The significance of the outcome of the November 2011 general elections – at least as far as the electorate was concerned – reposed in what we describe as the “one seat majority,” that is to say the single-seat numerical advantage which the parliamentary opposition holds over the executive in the National Assembly.
The public line of reasoning was that we had, for the first time as a nation, arrived at a place where the political party in office no longer held independent sway in the matter of the creation of legislation and, by extension, in the governance of our country. That, apart from the manner in which elections had previously been conducted, was much of the reason why our democratic credentials had continually been questioned. The ‘one seat majority,’ many Guyanese reasoned, could settle some critical issues relating to the practice of democracy in Guyana.
The people had every right to hope even though that hope was, in so many instances, laced with skepticism. They had, over time, endured the sobering lessons taught by an unchanging political culture and if they were hopeful they were also apprehensive. about whether that historic general elections outcome would bring historic change.

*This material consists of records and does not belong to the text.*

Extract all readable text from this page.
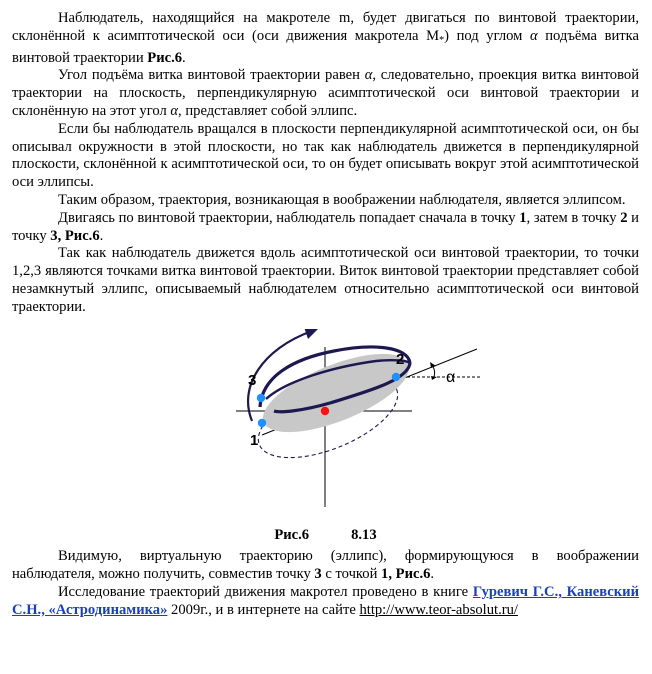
Наблюдатель, находящийся на макротеле m, будет двигаться по винтовой траектории, склонённой к асимптотической оси (оси движения макротела $M_*$) под углом α подъёма витка винтовой траектории Рис.6.

Угол подъёма витка винтовой траектории равен α, следовательно, проекция витка винтовой траектории на плоскость, перпендикулярную асимптотической оси винтовой траектории и склонённую на этот угол α, представляет собой эллипс.

Если бы наблюдатель вращался в плоскости перпендикулярной асимптотической оси, он бы описывал окружности в этой плоскости, но так как наблюдатель движется в перпендикулярной плоскости, склонённой к асимптотической оси, то он будет описывать вокруг этой асимптотической оси эллипсы.

Таким образом, траектория, возникающая в воображении наблюдателя, является эллипсом.

Двигаясь по винтовой траектории, наблюдатель попадает сначала в точку 1, затем в точку 2 и точку 3, Рис.6.

Так как наблюдатель движется вдоль асимптотической оси винтовой траектории, то точки 1,2,3 являются точками витка винтовой траектории. Виток винтовой траектории представляет собой незамкнутый эллипс, описываемый наблюдателем относительно асимптотической оси винтовой траектории.

3
1
2
α

Рис.6	8.13

Видимую, виртуальную траекторию (эллипс), формирующуюся в воображении наблюдателя, можно получить, совместив точку 3 с точкой 1, Рис.6.

Исследование траекторий движения макротел проведено в книге Гуревич Г.С., Каневский С.Н., «Астродинамика» 2009г., и в интернете на сайте http://www.teor-absolut.ru/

We had begun to get some pretty clear answers to that question long before the second anniversary of the nation’s 10th Parliament. It had begun with a fierce political confrontation over which side of the House would hold the Speakership of the National Assembly and, up to the time of writing had reached a juncture of yet another of our unending political ‘bloodfeuds’ over a piece of legislation on money-laundering. Since December 2011, the National Assembly has stumbled its way through one faceoff after another, sending unmistakable signals to the populace that the fault lines that have deformed our politics for decades are still far from healed.

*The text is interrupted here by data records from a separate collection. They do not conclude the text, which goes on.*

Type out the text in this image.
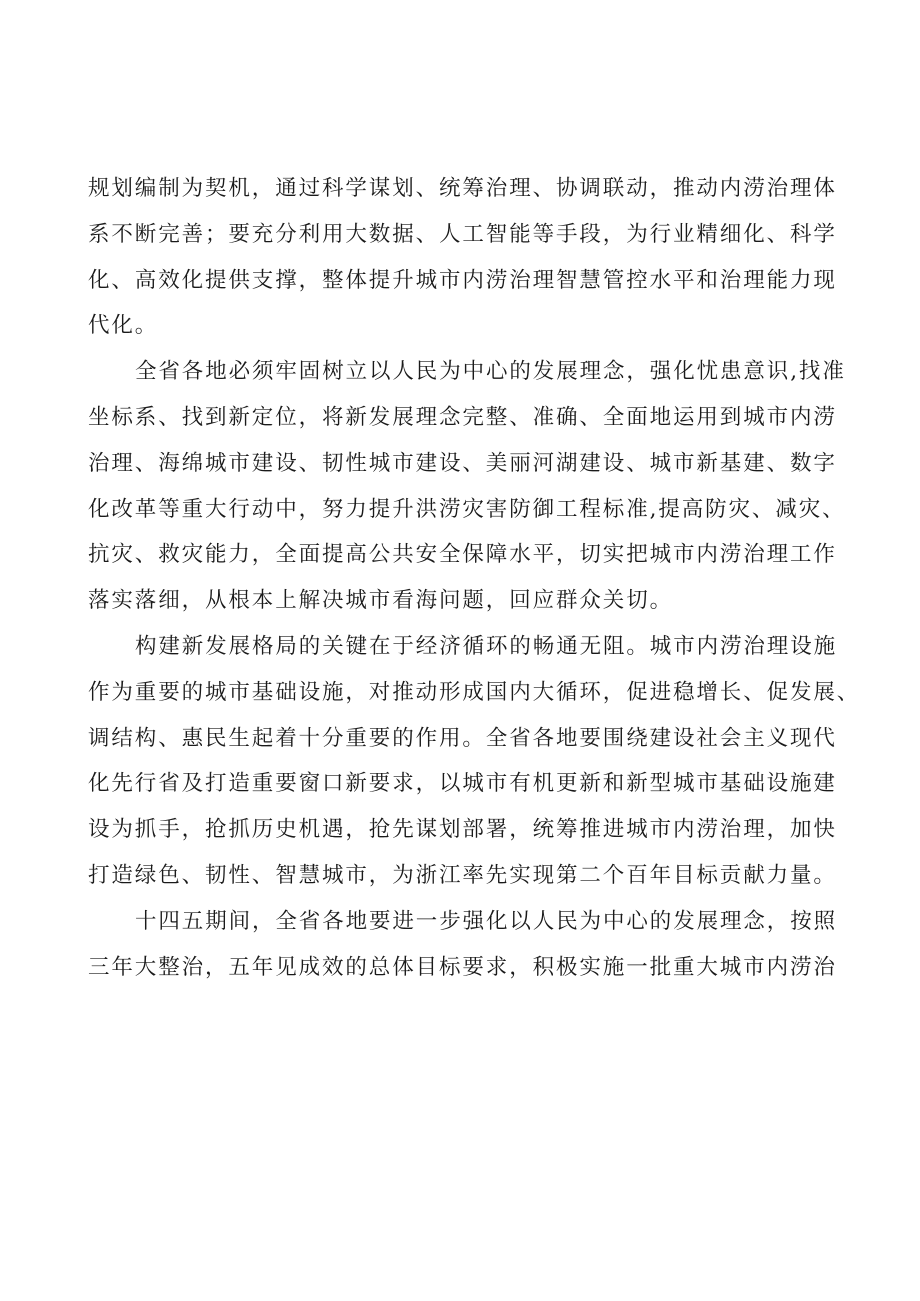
规划编制为契机，通过科学谋划、统筹治理、协调联动，推动内涝治理体
系不断完善；要充分利用大数据、人工智能等手段，为行业精细化、科学
化、高效化提供支撑，整体提升城市内涝治理智慧管控水平和治理能力现
代化。
全省各地必须牢固树立以人民为中心的发展理念，强化忧患意识,找准
坐标系、找到新定位，将新发展理念完整、准确、全面地运用到城市内涝
治理、海绵城市建设、韧性城市建设、美丽河湖建设、城市新基建、数字
化改革等重大行动中，努力提升洪涝灾害防御工程标准,提高防灾、减灾、
抗灾、救灾能力，全面提高公共安全保障水平，切实把城市内涝治理工作
落实落细，从根本上解决城市看海问题，回应群众关切。
构建新发展格局的关键在于经济循环的畅通无阻。城市内涝治理设施
作为重要的城市基础设施，对推动形成国内大循环，促进稳增长、促发展、
调结构、惠民生起着十分重要的作用。全省各地要围绕建设社会主义现代
化先行省及打造重要窗口新要求，以城市有机更新和新型城市基础设施建
设为抓手，抢抓历史机遇，抢先谋划部署，统筹推进城市内涝治理，加快
打造绿色、韧性、智慧城市，为浙江率先实现第二个百年目标贡献力量。
十四五期间，全省各地要进一步强化以人民为中心的发展理念，按照
三年大整治，五年见成效的总体目标要求，积极实施一批重大城市内涝治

The PPP/C might probably deny that it saw the loss of its majority in the House as a political disaster, a loss its ability to fashion and pass laws without parliamentary ‘hindrance;’ and yet, that is precisely the case. By the same token, the political opposition can hardly honestly deny that much of the significance of the one seat majority reposes in the purpose it serves as a bargaining chip, a tool with which to wring concessions out of the executive as it sees fit, or else to frustrate the government when the political circumstances so dictate. That is the realm in which our politics have always belonged.
So that the din about ‘snap elections’ really had nothing to do with “the will of the people.” The people had already spoken a little while earlier. The problem was that what they had said had not been pleasing to the People’s Progressive Party/CIVIC administration. “Snap elections” was really a matter of putting words in their mouths. Talk about snap elections bore a curious resemblance to a rejection by the government of the mandate that it had been handed by the people in November 2011 to rule, in the manner that the people had seen fit.

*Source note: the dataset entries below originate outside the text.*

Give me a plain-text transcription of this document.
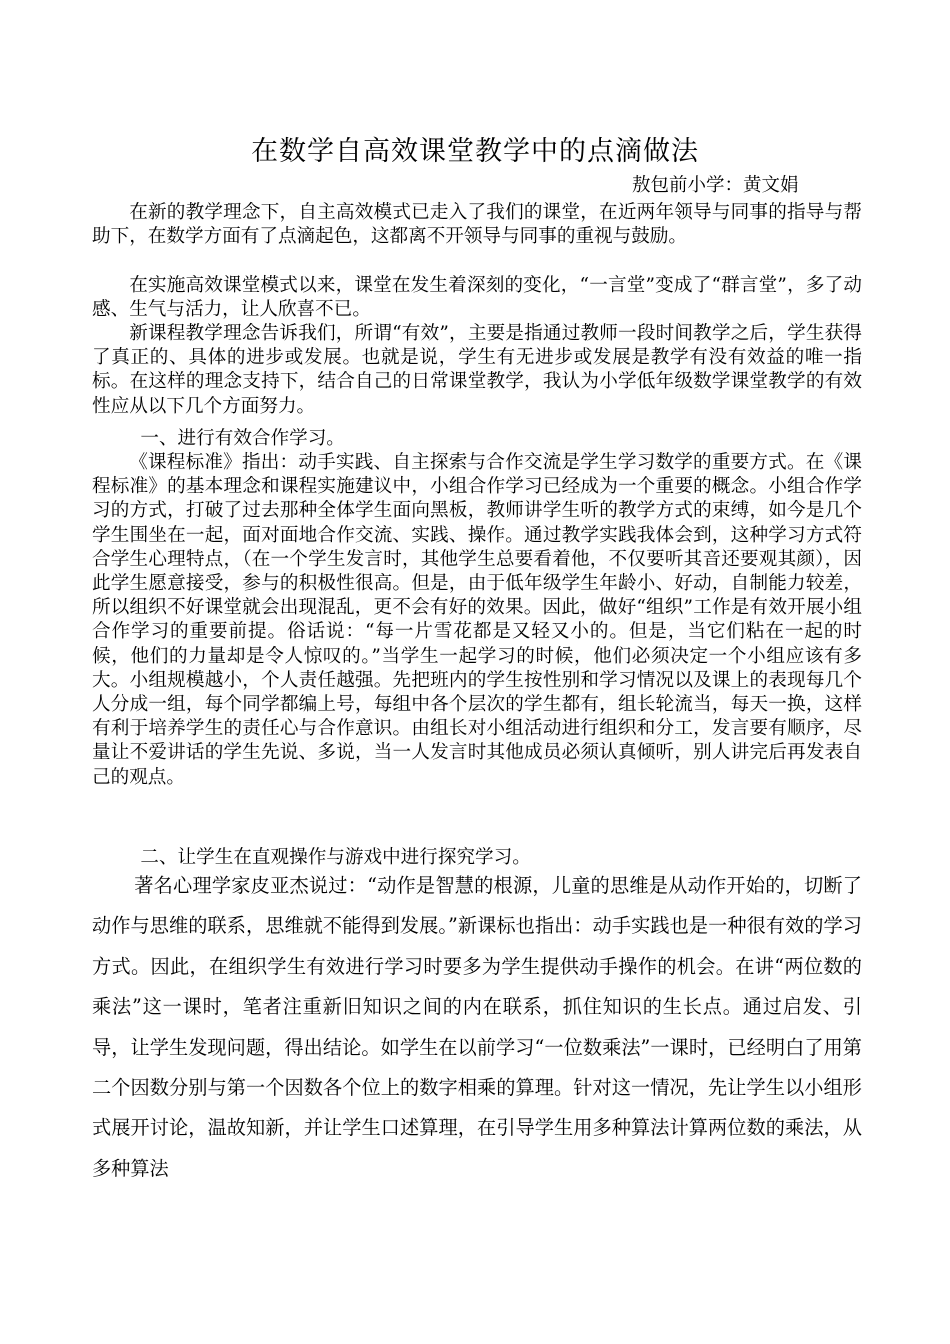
在数学自高效课堂教学中的点滴做法
敖包前小学：黄文娟

在新的教学理念下，自主高效模式已走入了我们的课堂，在近两年领导与同事的指导与帮助下，在数学方面有了点滴起色，这都离不开领导与同事的重视与鼓励。

在实施高效课堂模式以来，课堂在发生着深刻的变化，“一言堂”变成了“群言堂”，多了动感、生气与活力，让人欣喜不已。

新课程教学理念告诉我们，所谓“有效”，主要是指通过教师一段时间教学之后，学生获得了真正的、具体的进步或发展。也就是说，学生有无进步或发展是教学有没有效益的唯一指标。在这样的理念支持下，结合自己的日常课堂教学，我认为小学低年级数学课堂教学的有效性应从以下几个方面努力。

一、进行有效合作学习。

《课程标准》指出：动手实践、自主探索与合作交流是学生学习数学的重要方式。在《课程标准》的基本理念和课程实施建议中，小组合作学习已经成为一个重要的概念。小组合作学习的方式，打破了过去那种全体学生面向黑板，教师讲学生听的教学方式的束缚，如今是几个学生围坐在一起，面对面地合作交流、实践、操作。通过教学实践我体会到，这种学习方式符合学生心理特点，（在一个学生发言时，其他学生总要看着他，不仅要听其音还要观其颜），因此学生愿意接受，参与的积极性很高。但是，由于低年级学生年龄小、好动，自制能力较差，所以组织不好课堂就会出现混乱，更不会有好的效果。因此，做好“组织”工作是有效开展小组合作学习的重要前提。俗话说：“每一片雪花都是又轻又小的。但是，当它们粘在一起的时候，他们的力量却是令人惊叹的。”当学生一起学习的时候，他们必须决定一个小组应该有多大。小组规模越小，个人责任越强。先把班内的学生按性别和学习情况以及课上的表现每几个人分成一组，每个同学都编上号，每组中各个层次的学生都有，组长轮流当，每天一换，这样有利于培养学生的责任心与合作意识。由组长对小组活动进行组织和分工，发言要有顺序，尽量让不爱讲话的学生先说、多说，当一人发言时其他成员必须认真倾听，别人讲完后再发表自己的观点。

二、让学生在直观操作与游戏中进行探究学习。

著名心理学家皮亚杰说过：“动作是智慧的根源，儿童的思维是从动作开始的，切断了动作与思维的联系，思维就不能得到发展。”新课标也指出：动手实践也是一种很有效的学习方式。因此，在组织学生有效进行学习时要多为学生提供动手操作的机会。在讲“两位数的乘法”这一课时，笔者注重新旧知识之间的内在联系，抓住知识的生长点。通过启发、引导，让学生发现问题，得出结论。如学生在以前学习“一位数乘法”一课时，已经明白了用第二个因数分别与第一个因数各个位上的数字相乘的算理。针对这一情况，先让学生以小组形式展开讨论，温故知新，并让学生口述算理，在引导学生用多种算法计算两位数的乘法，从多种算法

By the same token the political opposition came to terms with the fact that while the people had again said ‘no’ to its application to govern, it had, for the first time, placed in its hands the ability to meaninfully influence the legislative process and, if it so choose, to cramp the government’s style – so the speak – as far as running of the affairs of the country is concerned. It was the closest that its advocacy had brought it to its goal of “shared governance.”
The ensuing state of affairs in the National Assembly – termed gridlock in some quarters – is really an exercise in gamesmanship of the most public sort and in a manner which, while sometimes seeming to have little to do with “the business of the people,” but really has to do with the business of power.
What the November 2011 ‘one seat majority’ did was to supplant the routineness of the governance culture that had obtained since independence with a potentially more meaningful one…one that facilitates a more genuinely broad-based participation in the process of making decisions for our country. That, however, would only work if our Parlia-ment genuinely embrace the will of the people. On the basis of the prevailing evidence our political leaders are still light years away from beginning to clean the Aegan Stables of prejudice, narrowness and a preoccupation with power. They are not ready to embrace the will of the people.